Il va pour protester, se ravise :

— Vous ne voulez pas vous laisser rincer avec du pognon douteux ?

— Exact. Je peux pas me permettre d’introduire le doigt dans ce genre d’engrenage.

Il renfrogne un peu, l’air de dire : « Tu veux pas y mettre le doigt, mais ta bite, tu l’as déjà fourrée dans l’engrenage de la truanderie puisque tu sautes ma gosse, grand dégueulasse ! »

Oui, ça exactement, il pense, Sauveur. Je le lis en caractères géants dans ses yeux. Seulement il a le tact de ne pas proférer des mots qui carboniseraient notre projet.
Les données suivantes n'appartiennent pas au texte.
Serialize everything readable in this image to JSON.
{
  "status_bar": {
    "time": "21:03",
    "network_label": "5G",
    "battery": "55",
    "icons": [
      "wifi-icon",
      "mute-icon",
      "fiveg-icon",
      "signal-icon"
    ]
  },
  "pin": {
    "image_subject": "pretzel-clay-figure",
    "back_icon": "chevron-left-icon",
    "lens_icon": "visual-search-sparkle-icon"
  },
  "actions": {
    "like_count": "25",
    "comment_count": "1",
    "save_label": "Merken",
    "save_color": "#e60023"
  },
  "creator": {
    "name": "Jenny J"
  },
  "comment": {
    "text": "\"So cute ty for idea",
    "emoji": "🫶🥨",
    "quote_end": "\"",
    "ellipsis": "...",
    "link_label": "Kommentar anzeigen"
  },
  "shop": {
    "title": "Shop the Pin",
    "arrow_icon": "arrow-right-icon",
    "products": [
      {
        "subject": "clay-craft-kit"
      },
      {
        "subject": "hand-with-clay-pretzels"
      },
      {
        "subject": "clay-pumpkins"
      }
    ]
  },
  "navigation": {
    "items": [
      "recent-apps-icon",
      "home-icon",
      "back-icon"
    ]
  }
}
Il me tend la main, je la presse.

Il appartient à la génération des bandits d’honneur, le vieux voyou. Il aurait pu devenir P.-D.G. ou armateur si la vie ne s’était pas goupillée mochement pour lui, dans sa jeunesse. L’adolescence, c’est toujours le mauvais cap à franchir ; il est rare que les adultes se mettent à brigander. Ils glissent escrocs, parfois, traficoteurs because l’appât du gain, la soif du grisbi ou les ratages professionnels. Mais truands, c’est comme la danse : faut démarrer de bonne heure.
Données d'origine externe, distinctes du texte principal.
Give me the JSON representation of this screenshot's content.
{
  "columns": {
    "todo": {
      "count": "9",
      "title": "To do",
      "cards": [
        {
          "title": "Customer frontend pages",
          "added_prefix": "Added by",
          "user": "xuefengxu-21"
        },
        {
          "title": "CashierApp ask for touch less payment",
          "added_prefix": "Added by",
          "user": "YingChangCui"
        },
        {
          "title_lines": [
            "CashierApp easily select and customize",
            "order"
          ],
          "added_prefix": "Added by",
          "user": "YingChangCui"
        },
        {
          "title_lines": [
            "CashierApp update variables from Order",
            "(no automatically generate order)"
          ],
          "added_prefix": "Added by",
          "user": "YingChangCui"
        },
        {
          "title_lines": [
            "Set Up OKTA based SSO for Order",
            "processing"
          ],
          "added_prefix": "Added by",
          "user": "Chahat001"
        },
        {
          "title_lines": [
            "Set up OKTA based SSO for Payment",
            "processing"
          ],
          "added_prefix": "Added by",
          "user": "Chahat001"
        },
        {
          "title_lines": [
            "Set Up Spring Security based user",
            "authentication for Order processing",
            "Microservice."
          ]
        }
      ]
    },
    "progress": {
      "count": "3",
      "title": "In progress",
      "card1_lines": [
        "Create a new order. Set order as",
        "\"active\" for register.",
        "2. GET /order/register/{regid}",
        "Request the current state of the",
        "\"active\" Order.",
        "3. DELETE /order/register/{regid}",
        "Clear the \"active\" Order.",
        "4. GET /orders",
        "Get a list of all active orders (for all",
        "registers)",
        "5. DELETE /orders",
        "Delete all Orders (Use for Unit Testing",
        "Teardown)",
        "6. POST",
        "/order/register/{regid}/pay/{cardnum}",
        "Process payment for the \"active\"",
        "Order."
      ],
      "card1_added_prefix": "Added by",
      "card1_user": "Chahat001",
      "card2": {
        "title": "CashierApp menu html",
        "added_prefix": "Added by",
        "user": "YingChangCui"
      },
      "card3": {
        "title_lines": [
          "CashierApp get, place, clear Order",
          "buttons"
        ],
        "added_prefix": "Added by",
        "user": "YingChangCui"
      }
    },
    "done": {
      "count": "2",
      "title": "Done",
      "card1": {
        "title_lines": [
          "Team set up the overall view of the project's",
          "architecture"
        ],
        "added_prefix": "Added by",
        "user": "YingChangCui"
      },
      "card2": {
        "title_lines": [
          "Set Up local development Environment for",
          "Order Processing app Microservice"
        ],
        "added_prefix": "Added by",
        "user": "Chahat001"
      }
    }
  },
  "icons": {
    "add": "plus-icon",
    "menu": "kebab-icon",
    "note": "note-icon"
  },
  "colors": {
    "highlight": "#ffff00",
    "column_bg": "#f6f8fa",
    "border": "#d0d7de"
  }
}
Je le raccompagne jusqu’au portail en cours de repeintage. Il grimpe dans sa Mercedes d’homme arrivé. A cet instant, Toinet sort de l’appentis, l’air tout chose. Je tressaille en repensant à la môme Maria qui y expose ses trésors andalous.
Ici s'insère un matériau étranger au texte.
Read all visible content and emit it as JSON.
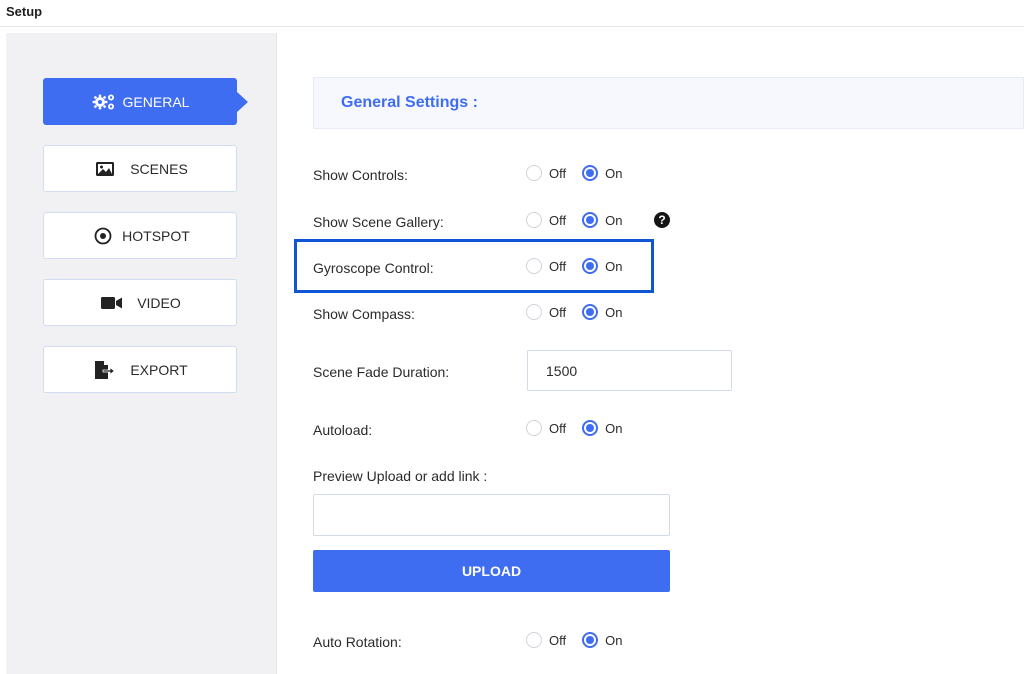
{
  "window": {
    "title": "Setup"
  },
  "sidebar": {
    "items": [
      {
        "label": "GENERAL",
        "icon": "gears-icon",
        "active": true
      },
      {
        "label": "SCENES",
        "icon": "image-icon",
        "active": false
      },
      {
        "label": "HOTSPOT",
        "icon": "target-icon",
        "active": false
      },
      {
        "label": "VIDEO",
        "icon": "video-camera-icon",
        "active": false
      },
      {
        "label": "EXPORT",
        "icon": "file-export-icon",
        "active": false
      }
    ]
  },
  "main": {
    "section_title": "General Settings :",
    "settings": {
      "show_controls": {
        "label": "Show Controls:",
        "off": "Off",
        "on": "On",
        "value": "On"
      },
      "show_scene_gallery": {
        "label": "Show Scene Gallery:",
        "off": "Off",
        "on": "On",
        "value": "On",
        "help_icon": "question-circle-icon"
      },
      "gyroscope_control": {
        "label": "Gyroscope Control:",
        "off": "Off",
        "on": "On",
        "value": "On",
        "highlighted": true
      },
      "show_compass": {
        "label": "Show Compass:",
        "off": "Off",
        "on": "On",
        "value": "On"
      },
      "scene_fade_duration": {
        "label": "Scene Fade Duration:",
        "value": "1500"
      },
      "autoload": {
        "label": "Autoload:",
        "off": "Off",
        "on": "On",
        "value": "On"
      },
      "preview": {
        "label": "Preview Upload or add link :",
        "value": "",
        "upload_label": "UPLOAD"
      },
      "auto_rotation": {
        "label": "Auto Rotation:",
        "off": "Off",
        "on": "On",
        "value": "On"
      }
    }
  },
  "colors": {
    "accent": "#3f6df2",
    "highlight_box": "#1055d6",
    "sidebar_bg": "#f1f1f3"
  }
}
— D’où viens-tu ? l’apostrophé-je.

Au lieu de répondre à ma question (qui d’ailleurs, devant l’évidence, est sans objet), il demande :

— Dis voir, grand, treize ans, c’est jeune ou pas pour tirer son premier coup ?

LAVAGE AUTOMATIQUE

Franck Studder prit son tour derrière les voitures attendant à la station de lavage automatique. Il n’y avait que deux bagnoles devant lui, ce qui représentait une attente de six à dix minutes. Il avait une carte d’abonnement et venait faire nettoyer sa Chevrolet chaque mercredi soir après la fermeture de son officine. Le jeudi, il se rendait à la réunion hebdomadaire des « chefs d’agence » et il tenait à s’y présenter dans les conditions les plus favorables à son standing. Une voiture bien briquée ajoutait à sa classe.

Il se mit à lire Playboy en attendant son tour. Le poster central représentait une superbe rousse à poils fauves dont l’œil coquin aurait fait frémir le kangourou d’un nonagénaire. Elle regardait le lecteur, la tête inclinée, un sourire salace au coin des lèvres, et l’on distinguait un bout de langue rose comme un clito derrière ses dents éclatantes.

La voiture qui précédait Studder avança et il prit sa place. Il lut les blagues du mensuel. La plupart étaient vieilles comme l’amour, mais il en dénichait toujours une ou deux dans le lot, qui le faisaient marrer.

Le caisson de la laverie se divisait en deux parties : le lavage et le séchage. Ils étaient séparés par de larges volets de plexiglas qui coulissaient le moment venu. Franck admirait la virtuosité précise de l’appareil, la manière impressionnante dont les nombreux jets se mettaient en action pour projeter l’eau savonneuse sur le véhicule. Ils fouettaient la carrosserie avec impétuosité et celle-ci ne tardait pas à être recouverte d’une mousse blanchâtre. Lorsqu’ils cessaient de fonctionner, les énormes rouleaux blanc et rouge se mettaient de la partie. Ils démarraient par l’avant et paraissaient happer l’auto. Le plus gros, le rouleau transversal, épousait les volumes de celle-ci. S’élevant avec la courbe du capot, noyant le pare-brise et l’engloutissant dans ses longs poils. Studder ressentait toujours, à cet instant, une vague appréhension, comme si le monstre mécanique allait le broyer. Il avait l’impression d’être avalé par un animal préhistorique, l’eau savonneuse constituant une espèce de bile destinée à faciliter la digestion.